Looking further than advertising, this divide still applies. Zadie Smith described 2010’s The Social Network as "a movie about 2.0 people made by 1.0 people" – it’s observational, top-line stuff, essentially. Contrast this with Catfish, a docufiction released the same year, which was an immersive experience about online culture. It was made by people who truly understood it.
Like music before it, digital culture is becoming the mainstream. When punk emerged on the scene, no one’s parents listened to it – it was underground. Nowadays, with the aid of streaming and the instantaneity of music, everyone can be plugged into everything. People listen to whatever their kids are listening to, and you’re seeing Radiohead on at the same time as Major Lazer at Glastonbury.
This juxtaposition works. Two wildly different offerings housed under the same roof, both brilliant at their jobs. It’s a functional model that brands could certainly apply to their practices going forward. Because – as WPP is learning – keeping everything segmented is not efficient. It slows things down and muddies communication.
There’s no question that brand marketers and traditional agencies are guardians of ‘big ideas’. They understand the business but, more often than not, can’t fully grasp the cultural advancement of technology – they don’t quite see the value. A client once came to me, flustered and confused, about using GIFs and emojis. "Where’s the headline and photo? Why don’t they work together?"
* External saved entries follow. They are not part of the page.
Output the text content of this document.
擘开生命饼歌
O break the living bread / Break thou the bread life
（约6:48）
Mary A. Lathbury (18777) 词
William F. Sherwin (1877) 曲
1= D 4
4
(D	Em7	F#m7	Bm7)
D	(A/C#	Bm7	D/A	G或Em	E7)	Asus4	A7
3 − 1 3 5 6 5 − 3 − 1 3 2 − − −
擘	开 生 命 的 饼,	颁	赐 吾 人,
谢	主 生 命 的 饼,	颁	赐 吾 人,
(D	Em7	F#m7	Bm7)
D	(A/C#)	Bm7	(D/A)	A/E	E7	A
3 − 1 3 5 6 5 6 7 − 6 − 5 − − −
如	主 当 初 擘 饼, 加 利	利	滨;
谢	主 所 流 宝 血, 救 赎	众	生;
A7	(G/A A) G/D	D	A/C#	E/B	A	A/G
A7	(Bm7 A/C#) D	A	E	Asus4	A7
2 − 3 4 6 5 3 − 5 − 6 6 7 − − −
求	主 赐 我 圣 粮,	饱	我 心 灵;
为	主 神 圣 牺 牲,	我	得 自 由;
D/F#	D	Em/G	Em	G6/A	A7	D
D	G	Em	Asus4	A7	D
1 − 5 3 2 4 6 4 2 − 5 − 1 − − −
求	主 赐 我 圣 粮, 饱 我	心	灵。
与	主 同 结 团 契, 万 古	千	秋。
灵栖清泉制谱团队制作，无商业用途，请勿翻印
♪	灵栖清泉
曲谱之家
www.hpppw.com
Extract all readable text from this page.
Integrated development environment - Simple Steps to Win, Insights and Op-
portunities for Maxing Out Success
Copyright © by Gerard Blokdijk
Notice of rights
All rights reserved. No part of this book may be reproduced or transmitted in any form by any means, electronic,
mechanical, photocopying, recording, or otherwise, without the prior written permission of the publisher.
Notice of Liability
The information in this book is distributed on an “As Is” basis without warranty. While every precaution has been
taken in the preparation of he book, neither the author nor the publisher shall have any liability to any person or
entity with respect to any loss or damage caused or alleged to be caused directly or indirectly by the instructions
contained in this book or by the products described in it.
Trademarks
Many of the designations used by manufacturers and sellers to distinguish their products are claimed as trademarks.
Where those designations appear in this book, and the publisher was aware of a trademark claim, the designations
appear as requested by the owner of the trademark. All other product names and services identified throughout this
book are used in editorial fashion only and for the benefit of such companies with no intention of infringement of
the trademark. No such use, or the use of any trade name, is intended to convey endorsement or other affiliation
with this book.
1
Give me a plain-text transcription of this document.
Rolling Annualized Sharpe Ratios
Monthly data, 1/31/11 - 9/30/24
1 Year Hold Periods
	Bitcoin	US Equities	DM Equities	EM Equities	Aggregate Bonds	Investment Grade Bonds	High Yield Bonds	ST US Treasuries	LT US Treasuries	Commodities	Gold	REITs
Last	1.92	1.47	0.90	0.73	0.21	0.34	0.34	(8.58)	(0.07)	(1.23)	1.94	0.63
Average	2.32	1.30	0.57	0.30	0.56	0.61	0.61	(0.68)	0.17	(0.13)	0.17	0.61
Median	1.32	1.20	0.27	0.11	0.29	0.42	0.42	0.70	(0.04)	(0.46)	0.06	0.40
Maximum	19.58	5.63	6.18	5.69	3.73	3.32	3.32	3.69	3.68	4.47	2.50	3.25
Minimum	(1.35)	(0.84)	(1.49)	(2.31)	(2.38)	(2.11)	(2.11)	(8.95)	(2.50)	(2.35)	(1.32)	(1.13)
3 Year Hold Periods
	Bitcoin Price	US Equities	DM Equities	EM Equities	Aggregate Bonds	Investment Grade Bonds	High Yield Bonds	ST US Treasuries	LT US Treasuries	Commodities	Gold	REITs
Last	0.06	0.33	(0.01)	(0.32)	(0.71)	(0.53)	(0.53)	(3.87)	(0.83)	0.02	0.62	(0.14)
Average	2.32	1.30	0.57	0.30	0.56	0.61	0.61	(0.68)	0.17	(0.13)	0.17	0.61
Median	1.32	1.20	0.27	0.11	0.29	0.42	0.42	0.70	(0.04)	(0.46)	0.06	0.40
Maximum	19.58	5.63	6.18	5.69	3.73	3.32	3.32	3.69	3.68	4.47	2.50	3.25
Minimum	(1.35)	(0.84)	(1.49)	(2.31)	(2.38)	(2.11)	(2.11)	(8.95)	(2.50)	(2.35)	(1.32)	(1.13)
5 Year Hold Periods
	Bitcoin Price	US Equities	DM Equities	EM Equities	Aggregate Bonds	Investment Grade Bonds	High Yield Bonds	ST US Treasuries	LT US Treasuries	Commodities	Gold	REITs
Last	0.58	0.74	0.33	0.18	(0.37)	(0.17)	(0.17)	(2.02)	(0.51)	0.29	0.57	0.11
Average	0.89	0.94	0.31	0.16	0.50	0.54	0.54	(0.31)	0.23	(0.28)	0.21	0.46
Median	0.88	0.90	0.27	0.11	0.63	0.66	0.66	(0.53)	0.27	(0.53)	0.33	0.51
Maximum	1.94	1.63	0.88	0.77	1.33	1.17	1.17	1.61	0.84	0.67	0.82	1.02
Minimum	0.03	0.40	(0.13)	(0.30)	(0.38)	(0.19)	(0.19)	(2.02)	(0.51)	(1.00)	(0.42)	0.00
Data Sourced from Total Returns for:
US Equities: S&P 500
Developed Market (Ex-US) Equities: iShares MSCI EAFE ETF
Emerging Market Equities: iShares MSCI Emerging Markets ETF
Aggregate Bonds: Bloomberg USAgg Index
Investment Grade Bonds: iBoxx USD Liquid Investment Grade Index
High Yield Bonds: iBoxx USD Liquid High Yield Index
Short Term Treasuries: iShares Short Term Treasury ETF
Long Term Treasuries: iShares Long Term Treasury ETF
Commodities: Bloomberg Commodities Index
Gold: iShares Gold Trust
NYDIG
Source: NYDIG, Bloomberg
That’s because digital culturists are the opposite. They don’t tell you with cleverly crafted ads, they show you with emotion. The role of the visual has changed. It doesn’t complete the words. It enhances them with quick-fire emotion. It’s still a story, just told differently. Much like the style of storytelling. It’s no longer ascending storytelling building to a denouement. It’s descending storytelling, with the punchline delivered in five seconds. It has to be, otherwise no one will stop as they skim through their feeds.
Brands, however, are still incredibly relevant – they tell stories that resonate with consumers, which, in turn, connects them with a dedicated product or service. However, those experienced in brand skills aren't usually digitally cultured. And those who are digitally cultured often have poor brand marketing skills. They’re masters of digital channels but can rarely properly communicate brand ideas. They need traditional marketers and agencies as much as these traditional folk need them.
And herein lies the rub.
There’s still so much potential room for growth, but better integration and collaboration is clearly where it’s at. It allows a dynamic that enables traditional thinkers to focus on what they’re good at: birthing the big brand idea. Meanwhile, letting digital culturalists focus their efforts on structuring the online proposition, and gaining real traction on social channels. This equals a win.
So what does this mean for the future?
If these two opposing ends of the magnet, come together, and – most importantly – unite under one goal, then something really special can happen. Brands can take advantage of digital adspend to usher in a new age of advertising, which emotionally resonates with the consumer.
Campaigns will genuinely cater to customers and we won’t have great ads being jettisoned into nothingness. Nor will we have big budget behemoths hopping onto the hype train and hoping it doesn’t throw them off, à la the endlessly discussed Pepsi/Kendal Jenner slot.
Ultimately, the merging of these two powers will allow for flexibility and repeatable models. People within the agencies can take ideas and duplicate them, slightly altering them for whatever needs must.
Brands still need big ideas, a message. How they tell those ideas has changed forever. With a perfect balance of traditional thinking and digital culturalists, brands can be truly relevant in the modern world.
They can has their cheezburger and eat it.